IBM Data Science - Best Practices
Edge Deployment
Aside from running your ML models on the cloud you can also use edge deployment.
Edge Computing Introduction
Why Consider Edge Deployment
With your model deployed to the cloud the production input data needs to be transferred to your cloud server and the output data (the prediction) needs to be transferred back to the client. This has multiple implications:
- A connection to the cloud server is required, often via the Internet. For some client devices a connection to the cloud is considered a security risk e.g., servers in a very secure environment.
- The input data and also the output data might be of high volume and large size. This causes the need for enough network capacity. This may pose a significant cost increase for your users, e.g. for mobile users when using their mobile data connection.
- The data needs to travel from the client to the server, which might not be desired e.g., sensitive information, or even allowed e.g., because of regulations or other legal constraints.
- The transfer of the data takes some time to travel the distance to the server and back. For some applications this turn-around time might be too large and therefore might back a use-case, e.g. in autonomously driving cars.
By moving the model on to or closer to the client device many of these implications can be reduced or completely avoided.
Downsides of Edge Deployments
Here is a list of challenges that often come with edge deployments:
- Versioning: Every device will get their own version of the model. When a new version of your model is released you need to make sure the model upgraded on all devices. Often this process takes days or weeks; in some cases, it might take year for everyone to upgrade to the latest version; sometimes that actually never happens. On a server / cloud deployment only the one model on the cloud needs to be switch, which is usually done in seconds, minutes or hours.
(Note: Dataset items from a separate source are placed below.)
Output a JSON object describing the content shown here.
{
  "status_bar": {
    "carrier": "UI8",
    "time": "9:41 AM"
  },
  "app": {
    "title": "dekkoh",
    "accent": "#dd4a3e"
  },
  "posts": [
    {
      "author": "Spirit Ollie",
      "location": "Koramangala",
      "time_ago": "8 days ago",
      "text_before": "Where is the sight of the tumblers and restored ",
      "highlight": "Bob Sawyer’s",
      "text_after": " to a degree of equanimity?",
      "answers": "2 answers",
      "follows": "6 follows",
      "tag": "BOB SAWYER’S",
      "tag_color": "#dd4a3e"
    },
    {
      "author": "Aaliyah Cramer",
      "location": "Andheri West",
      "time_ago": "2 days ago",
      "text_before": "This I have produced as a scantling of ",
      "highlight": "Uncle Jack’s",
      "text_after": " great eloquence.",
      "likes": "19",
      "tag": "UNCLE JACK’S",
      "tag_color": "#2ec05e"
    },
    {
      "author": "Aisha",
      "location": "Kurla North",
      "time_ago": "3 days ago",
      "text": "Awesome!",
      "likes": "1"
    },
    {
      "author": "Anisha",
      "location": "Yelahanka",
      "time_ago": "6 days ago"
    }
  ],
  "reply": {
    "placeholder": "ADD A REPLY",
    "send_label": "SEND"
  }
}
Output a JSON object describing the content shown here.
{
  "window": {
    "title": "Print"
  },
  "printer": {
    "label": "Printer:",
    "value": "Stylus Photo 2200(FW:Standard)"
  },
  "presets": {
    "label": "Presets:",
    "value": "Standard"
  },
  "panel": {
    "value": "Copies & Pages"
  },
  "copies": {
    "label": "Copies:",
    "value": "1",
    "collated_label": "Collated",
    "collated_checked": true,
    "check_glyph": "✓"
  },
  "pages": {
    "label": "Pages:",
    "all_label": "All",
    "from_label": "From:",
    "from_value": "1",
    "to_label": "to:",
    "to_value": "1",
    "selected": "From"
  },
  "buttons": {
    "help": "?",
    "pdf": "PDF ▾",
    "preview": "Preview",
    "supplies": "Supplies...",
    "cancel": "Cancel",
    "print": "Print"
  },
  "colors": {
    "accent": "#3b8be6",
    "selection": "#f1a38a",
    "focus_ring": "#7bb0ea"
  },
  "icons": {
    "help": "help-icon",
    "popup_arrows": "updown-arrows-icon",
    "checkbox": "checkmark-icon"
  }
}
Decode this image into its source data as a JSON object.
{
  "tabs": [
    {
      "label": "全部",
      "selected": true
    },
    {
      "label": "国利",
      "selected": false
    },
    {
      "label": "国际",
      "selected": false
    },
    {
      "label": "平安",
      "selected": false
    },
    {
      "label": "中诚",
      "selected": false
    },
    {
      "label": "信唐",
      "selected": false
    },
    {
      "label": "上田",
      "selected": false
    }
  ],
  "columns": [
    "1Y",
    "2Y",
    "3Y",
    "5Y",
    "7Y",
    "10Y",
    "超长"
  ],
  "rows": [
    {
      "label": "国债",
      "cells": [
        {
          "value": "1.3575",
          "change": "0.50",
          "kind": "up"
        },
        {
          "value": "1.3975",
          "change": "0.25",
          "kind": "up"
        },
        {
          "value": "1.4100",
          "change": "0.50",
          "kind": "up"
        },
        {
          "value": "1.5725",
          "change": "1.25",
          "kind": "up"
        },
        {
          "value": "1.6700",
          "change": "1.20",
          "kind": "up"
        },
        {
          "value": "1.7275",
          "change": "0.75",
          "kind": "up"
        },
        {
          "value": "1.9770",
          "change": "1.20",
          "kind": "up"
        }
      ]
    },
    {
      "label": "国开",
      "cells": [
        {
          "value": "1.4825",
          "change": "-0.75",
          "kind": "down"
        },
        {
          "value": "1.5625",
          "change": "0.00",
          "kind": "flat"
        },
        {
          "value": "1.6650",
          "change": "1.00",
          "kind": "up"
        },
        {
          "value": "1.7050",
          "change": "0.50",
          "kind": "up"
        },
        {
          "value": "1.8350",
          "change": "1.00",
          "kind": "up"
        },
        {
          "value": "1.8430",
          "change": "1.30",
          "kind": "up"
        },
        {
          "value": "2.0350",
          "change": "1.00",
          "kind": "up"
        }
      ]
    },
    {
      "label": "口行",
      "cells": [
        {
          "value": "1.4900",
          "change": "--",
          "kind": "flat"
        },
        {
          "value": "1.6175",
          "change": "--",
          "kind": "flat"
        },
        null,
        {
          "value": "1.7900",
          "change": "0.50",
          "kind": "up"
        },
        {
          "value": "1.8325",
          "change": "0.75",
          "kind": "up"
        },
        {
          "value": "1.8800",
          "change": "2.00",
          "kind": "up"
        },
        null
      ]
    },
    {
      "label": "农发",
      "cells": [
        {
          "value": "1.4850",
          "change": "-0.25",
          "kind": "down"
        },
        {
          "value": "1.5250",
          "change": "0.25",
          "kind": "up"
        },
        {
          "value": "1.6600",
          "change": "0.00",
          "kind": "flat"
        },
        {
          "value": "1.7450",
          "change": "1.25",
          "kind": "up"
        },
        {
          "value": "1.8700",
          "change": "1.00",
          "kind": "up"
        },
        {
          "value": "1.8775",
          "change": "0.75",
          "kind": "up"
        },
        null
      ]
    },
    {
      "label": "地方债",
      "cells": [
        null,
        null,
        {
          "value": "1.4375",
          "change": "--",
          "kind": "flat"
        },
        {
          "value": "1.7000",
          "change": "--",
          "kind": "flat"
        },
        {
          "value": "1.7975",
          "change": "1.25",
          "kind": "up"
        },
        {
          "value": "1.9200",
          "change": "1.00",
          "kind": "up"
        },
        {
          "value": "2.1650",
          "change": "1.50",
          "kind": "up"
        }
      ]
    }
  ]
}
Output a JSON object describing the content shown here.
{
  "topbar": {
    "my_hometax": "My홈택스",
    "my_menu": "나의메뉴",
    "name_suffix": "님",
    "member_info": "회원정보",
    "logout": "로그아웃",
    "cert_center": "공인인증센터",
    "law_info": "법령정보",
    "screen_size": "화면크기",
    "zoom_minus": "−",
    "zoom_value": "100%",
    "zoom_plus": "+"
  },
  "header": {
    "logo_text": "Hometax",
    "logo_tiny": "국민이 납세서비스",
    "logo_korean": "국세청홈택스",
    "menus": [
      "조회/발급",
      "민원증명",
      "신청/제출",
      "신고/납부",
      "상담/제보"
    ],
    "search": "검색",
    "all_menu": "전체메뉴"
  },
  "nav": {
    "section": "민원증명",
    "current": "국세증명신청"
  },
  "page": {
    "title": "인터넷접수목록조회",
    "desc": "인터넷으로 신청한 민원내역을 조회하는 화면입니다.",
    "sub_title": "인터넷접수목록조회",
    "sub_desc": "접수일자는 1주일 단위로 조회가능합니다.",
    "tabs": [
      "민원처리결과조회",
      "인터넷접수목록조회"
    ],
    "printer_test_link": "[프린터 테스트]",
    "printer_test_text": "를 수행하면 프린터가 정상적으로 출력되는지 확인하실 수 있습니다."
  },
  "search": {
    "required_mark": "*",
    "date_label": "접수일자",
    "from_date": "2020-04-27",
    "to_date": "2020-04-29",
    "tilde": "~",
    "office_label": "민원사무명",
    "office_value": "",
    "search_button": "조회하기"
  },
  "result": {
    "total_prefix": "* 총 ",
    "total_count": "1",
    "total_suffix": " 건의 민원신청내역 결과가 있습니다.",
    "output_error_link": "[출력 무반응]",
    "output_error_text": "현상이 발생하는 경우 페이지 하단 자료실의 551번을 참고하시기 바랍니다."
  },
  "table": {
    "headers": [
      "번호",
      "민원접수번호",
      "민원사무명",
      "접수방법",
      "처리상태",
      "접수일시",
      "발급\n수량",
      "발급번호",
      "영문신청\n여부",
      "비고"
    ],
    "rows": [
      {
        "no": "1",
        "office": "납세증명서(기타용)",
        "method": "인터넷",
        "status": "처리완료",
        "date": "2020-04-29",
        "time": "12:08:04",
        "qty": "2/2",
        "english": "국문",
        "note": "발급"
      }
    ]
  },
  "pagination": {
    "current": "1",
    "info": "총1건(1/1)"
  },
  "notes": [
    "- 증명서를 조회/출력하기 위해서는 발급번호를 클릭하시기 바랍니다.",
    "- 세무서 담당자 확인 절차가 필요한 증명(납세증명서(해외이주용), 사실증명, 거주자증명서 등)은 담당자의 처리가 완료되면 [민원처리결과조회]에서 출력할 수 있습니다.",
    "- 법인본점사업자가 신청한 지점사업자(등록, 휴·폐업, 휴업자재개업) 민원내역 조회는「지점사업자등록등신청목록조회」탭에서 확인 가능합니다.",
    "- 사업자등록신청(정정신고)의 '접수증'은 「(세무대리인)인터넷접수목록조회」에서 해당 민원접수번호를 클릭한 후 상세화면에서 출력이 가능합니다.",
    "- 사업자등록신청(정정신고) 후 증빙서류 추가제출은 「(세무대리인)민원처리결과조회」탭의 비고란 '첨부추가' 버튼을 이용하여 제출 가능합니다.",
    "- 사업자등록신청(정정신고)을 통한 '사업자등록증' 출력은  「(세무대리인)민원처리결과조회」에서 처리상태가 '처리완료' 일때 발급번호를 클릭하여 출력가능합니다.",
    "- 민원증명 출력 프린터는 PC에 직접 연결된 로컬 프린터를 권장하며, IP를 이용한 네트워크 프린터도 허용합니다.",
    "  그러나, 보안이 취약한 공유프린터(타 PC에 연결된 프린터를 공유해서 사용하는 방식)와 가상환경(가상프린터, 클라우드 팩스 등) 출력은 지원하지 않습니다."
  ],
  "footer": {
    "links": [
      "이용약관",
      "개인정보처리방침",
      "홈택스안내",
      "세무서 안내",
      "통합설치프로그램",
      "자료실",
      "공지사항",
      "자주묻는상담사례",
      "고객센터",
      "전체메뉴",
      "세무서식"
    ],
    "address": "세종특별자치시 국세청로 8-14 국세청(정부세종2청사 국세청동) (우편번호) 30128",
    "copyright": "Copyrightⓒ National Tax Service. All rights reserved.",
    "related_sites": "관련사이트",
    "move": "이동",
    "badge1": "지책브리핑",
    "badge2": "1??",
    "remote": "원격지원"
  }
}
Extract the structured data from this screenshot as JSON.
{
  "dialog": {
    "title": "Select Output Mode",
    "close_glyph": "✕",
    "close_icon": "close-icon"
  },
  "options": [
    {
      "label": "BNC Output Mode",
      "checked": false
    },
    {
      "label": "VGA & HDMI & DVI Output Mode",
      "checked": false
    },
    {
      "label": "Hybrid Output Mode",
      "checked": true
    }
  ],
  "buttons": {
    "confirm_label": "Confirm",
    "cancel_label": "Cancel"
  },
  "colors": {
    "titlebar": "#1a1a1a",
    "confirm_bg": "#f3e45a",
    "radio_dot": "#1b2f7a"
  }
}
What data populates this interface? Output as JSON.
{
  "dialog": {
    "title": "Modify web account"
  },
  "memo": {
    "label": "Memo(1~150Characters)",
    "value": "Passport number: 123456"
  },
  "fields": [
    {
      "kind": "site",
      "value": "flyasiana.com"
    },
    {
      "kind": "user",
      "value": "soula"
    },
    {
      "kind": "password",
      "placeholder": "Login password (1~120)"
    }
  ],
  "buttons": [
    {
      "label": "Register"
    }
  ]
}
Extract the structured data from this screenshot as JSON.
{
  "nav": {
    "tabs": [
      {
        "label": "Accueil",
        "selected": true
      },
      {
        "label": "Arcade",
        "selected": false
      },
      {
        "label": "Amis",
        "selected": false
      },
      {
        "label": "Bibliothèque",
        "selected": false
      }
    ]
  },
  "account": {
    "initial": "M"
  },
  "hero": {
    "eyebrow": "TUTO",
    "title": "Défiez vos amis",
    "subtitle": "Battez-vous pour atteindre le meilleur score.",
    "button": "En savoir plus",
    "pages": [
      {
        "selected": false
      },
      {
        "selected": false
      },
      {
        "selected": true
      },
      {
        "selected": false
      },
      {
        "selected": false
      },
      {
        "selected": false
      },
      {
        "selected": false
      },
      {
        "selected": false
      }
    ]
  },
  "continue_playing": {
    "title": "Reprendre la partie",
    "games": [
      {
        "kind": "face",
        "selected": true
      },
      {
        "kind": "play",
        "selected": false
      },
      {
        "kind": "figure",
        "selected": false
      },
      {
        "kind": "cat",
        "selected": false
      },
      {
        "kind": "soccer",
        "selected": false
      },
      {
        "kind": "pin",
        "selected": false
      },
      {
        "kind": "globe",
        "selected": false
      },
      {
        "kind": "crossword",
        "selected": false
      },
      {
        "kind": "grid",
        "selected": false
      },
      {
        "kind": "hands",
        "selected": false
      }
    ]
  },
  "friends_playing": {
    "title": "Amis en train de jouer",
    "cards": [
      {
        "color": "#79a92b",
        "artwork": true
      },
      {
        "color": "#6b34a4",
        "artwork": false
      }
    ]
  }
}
- In an edge deployment scenario, there is no (direct) reason to send the production data to the cloud. This may create the issue that you’ll never receive it and can check the accuracy of your training data. Generally, your training data will not grow in such a case. Therefore, an asynchronous feedback loop for the data needs to be added to the solution, e.g. sending some feedback data back to the server over the night.
- The client’s devices become part of your solution, over which you might have very little control. This creates additional dependencies and may even create the requirement to make your solution run on multiple platforms, e.g. Android and iOS for mobile apps.
- In general edge devices are not as “potent” as dedicated cloud servers. Therefore, you might need to optimize your model / solution to run on a small CPU / memory / disk space footprint. It could be difficult to run a neural network with millions of parameters on an edge device. This optimization can be performed with Model Compression.
The standard frameworks that are being used for Machine Learning do not have a particular size focus and are therefor not great for deploying models on edge, where the size can be key. To deal with this problem edge deployment can use Model Compression.
Apple CoreML
Apple offers the CoreML framework to let your ML run directly in your iOS application on the user’s iPhone or iPad.
Use Core ML to integrate machine learning models into your app. Core ML provides a unified representation for all models. Your app uses Core ML APIs and user data to make predictions, and to train or fine-tune models, all on the user’s device.
TensorFlow Lite
TensorFlow Lite is an open source deep learning framework for on-device inference.
TensorFlow Lite can be used to deploy TensorFlow models as part of an Android app or other IoT devices.
Model Compression
Model Compression reduces the model in size with different techniques like Knowledge Distillation, Model and Weight Pruning or Integer Quantization. Model Compression should only be used if it is really necessary to reduce the model size. Edge devices like mobile devices or embedded devices nowadays have often enough resources to run the model without the need for Model Compression. Model Compression can be performed with Knowledge Distillation or a compression framework like Learn2Compress.
Model Compression is an architectural decision and should only be used in cases where there’s a hard requirement to do so. Do not compress a model just to “have it compressed”.